Mercado de veículos usados e seminovos cresce ano após ano


A expectativa de Enilson Sales, presidente da Fenauto, é que neste ano não será diferente
Mercado de veículos usados e seminovos cresce ano após ano

Em entrevista exclusiva ao Balcão Automotivo, Enilson Sales, presidente da Fenauto, comenta os movimentos do mercado de veículos usados e seminovos, “há 15 anos, ele vem crescendo surpreendentemente, ano após ano. Isso é muito bom, espero que a gente não perca o passo neste ano”, ressalta. Neste ano, as vendas acumuladas no quadrimestre somaram 3.706.064 veículos, resultado 21,2% inferior ao mesmo período de 2021 (4.705.647). Porém, em abril, em relação ao mês anterior, a média diária de vendas foi de 5,6%, com um total de 939.182 unidades comercializadas.

Enilson Sales, presidente da Fenauto

“Comecei o ano super feliz e animado, mas passei janeiro e fevereiro super triste, porque os números estavam abaixo. Agora, acho que podemos olhar e dizer que é possível fecharmos 2022 com os números do ano passado, que foram resultados excelentes.
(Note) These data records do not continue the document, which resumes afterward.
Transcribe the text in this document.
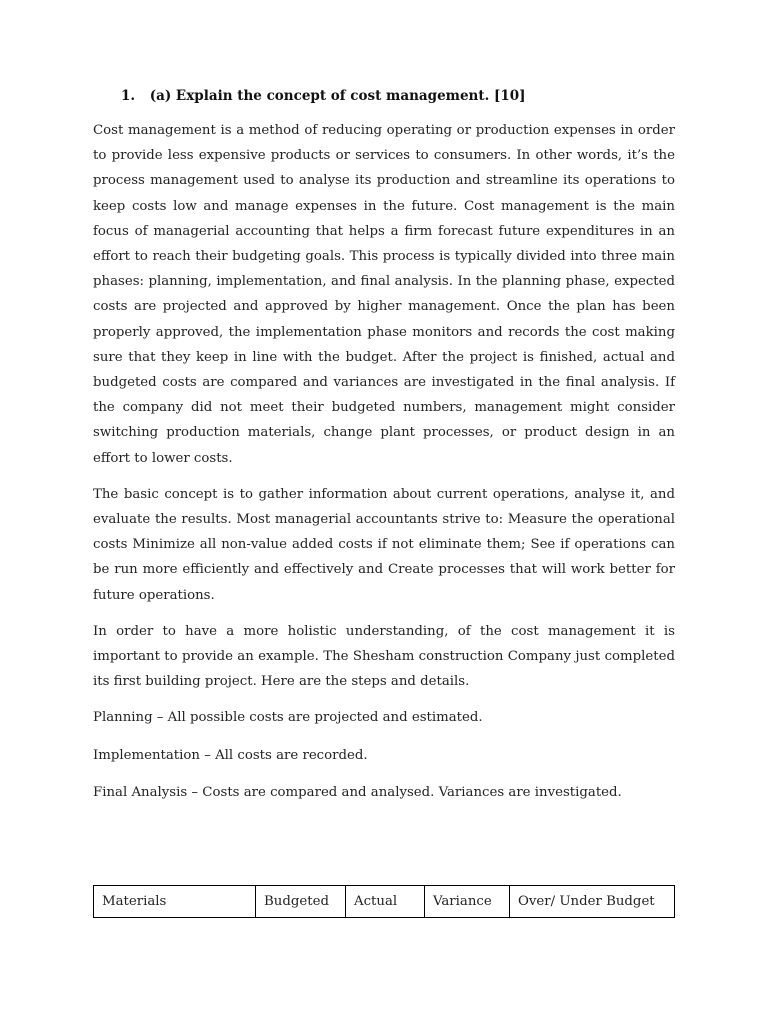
1. (a) Explain the concept of cost management. [10]

Cost management is a method of reducing operating or production expenses in order to provide less expensive products or services to consumers. In other words, it’s the process management used to analyse its production and streamline its operations to keep costs low and manage expenses in the future. Cost management is the main focus of managerial accounting that helps a firm forecast future expenditures in an effort to reach their budgeting goals. This process is typically divided into three main phases: planning, implementation, and final analysis. In the planning phase, expected costs are projected and approved by higher management. Once the plan has been properly approved, the implementation phase monitors and records the cost making sure that they keep in line with the budget. After the project is finished, actual and budgeted costs are compared and variances are investigated in the final analysis. If the company did not meet their budgeted numbers, management might consider switching production materials, change plant processes, or product design in an effort to lower costs.

The basic concept is to gather information about current operations, analyse it, and evaluate the results. Most managerial accountants strive to: Measure the operational costs Minimize all non-value added costs if not eliminate them; See if operations can be run more efficiently and effectively and Create processes that will work better for future operations.

In order to have a more holistic understanding, of the cost management it is important to provide an example. The Shesham construction Company just completed its first building project. Here are the steps and details.

Planning – All possible costs are projected and estimated.

Implementation – All costs are recorded.

Final Analysis – Costs are compared and analysed. Variances are investigated.

Materials	Budgeted	Actual	Variance	Over/ Under Budget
Mesmo com a inflação alta, guerra, combustíveis em alta, câmbio que não cai e com um evento master, que é a eleição presidencial, ainda temos essa chance”, afirma.
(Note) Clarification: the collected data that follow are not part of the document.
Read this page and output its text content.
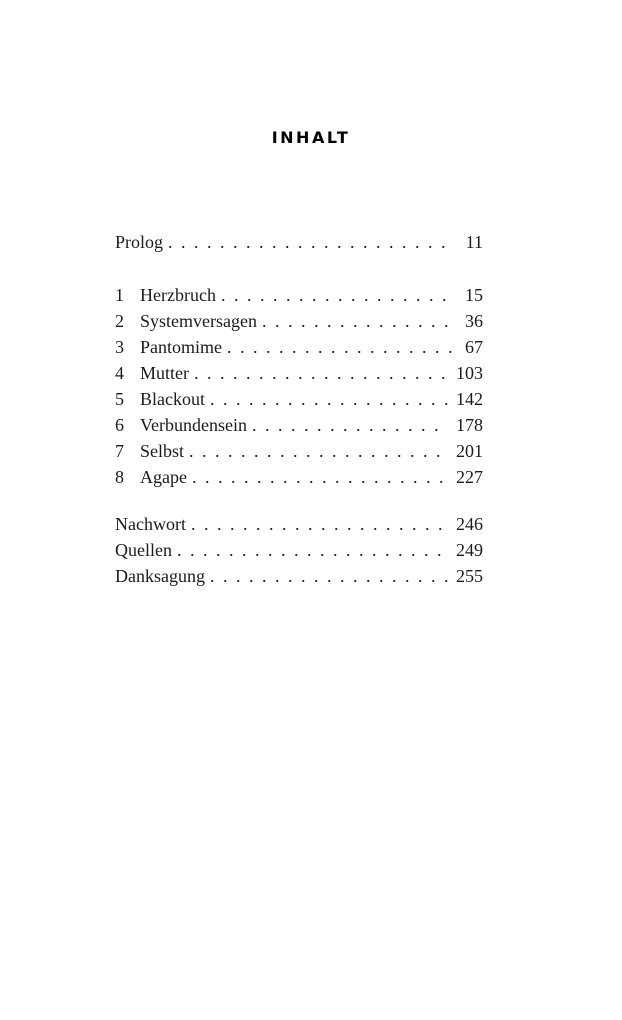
INHALT
Prolog . . .	11
1 Herzbruch . . .	15
2 Systemversagen . . .	36
3 Pantomime . . .	67
4 Mutter . . .	103
5 Blackout . . .	142
6 Verbundensein . . .	178
7 Selbst . . .	201
8 Agape . . .	227
Nachwort . . .	246
Quellen . . .	249
Danksagung . . .	255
Olhando para trás, Sales ilustra que, em 2019, a média diária de veículos comercializados por dia útil foi de 57.223 veículos, no ano seguinte, 50.679 e em 2021, 59.710, representando uma variação foi positiva de 17,82%. “O primeiro ponto de crescimento no ano passado é que em 2020, nós tivemos praticamente três meses de comércio parado, isso obviamente para recuperar, por mais que o final de 2020 tenha sido muito bom, a recuperação não deu para cobrir o gap que ficou entre os finais de março e junho”.

Outra questão bastante relevante foi a falta de componentes eletrônicos. “Ela começou a afetar o mercado a partir do segundo semestre de 2020 e se estendeu por todo o ano passado, só agora, eles começam a chegar aos estoques das montadoras, não no volume necessário para que eles se recomponham, mas começa a ter uma certa normalização. A falta de componentes eletrônicos para compor a montagem de carros afetou, basicamente, o mercado de 2021”.

Reflexo nos preços

Com a falta de veículos 0 KM, o preço dos usados e seminovos aumentou. “Muita gente de frota, de locadora, motoristas de táxi e de UBER têm que trocar seus veículos com certa frequência, pois eles começam a ficar obsoletos e a quebrar mais e cada vez que isso acontece a manutenção vai ficando mais cara. Na necessidade, pagaram mais caro para trocar pelo seminovo”, diz.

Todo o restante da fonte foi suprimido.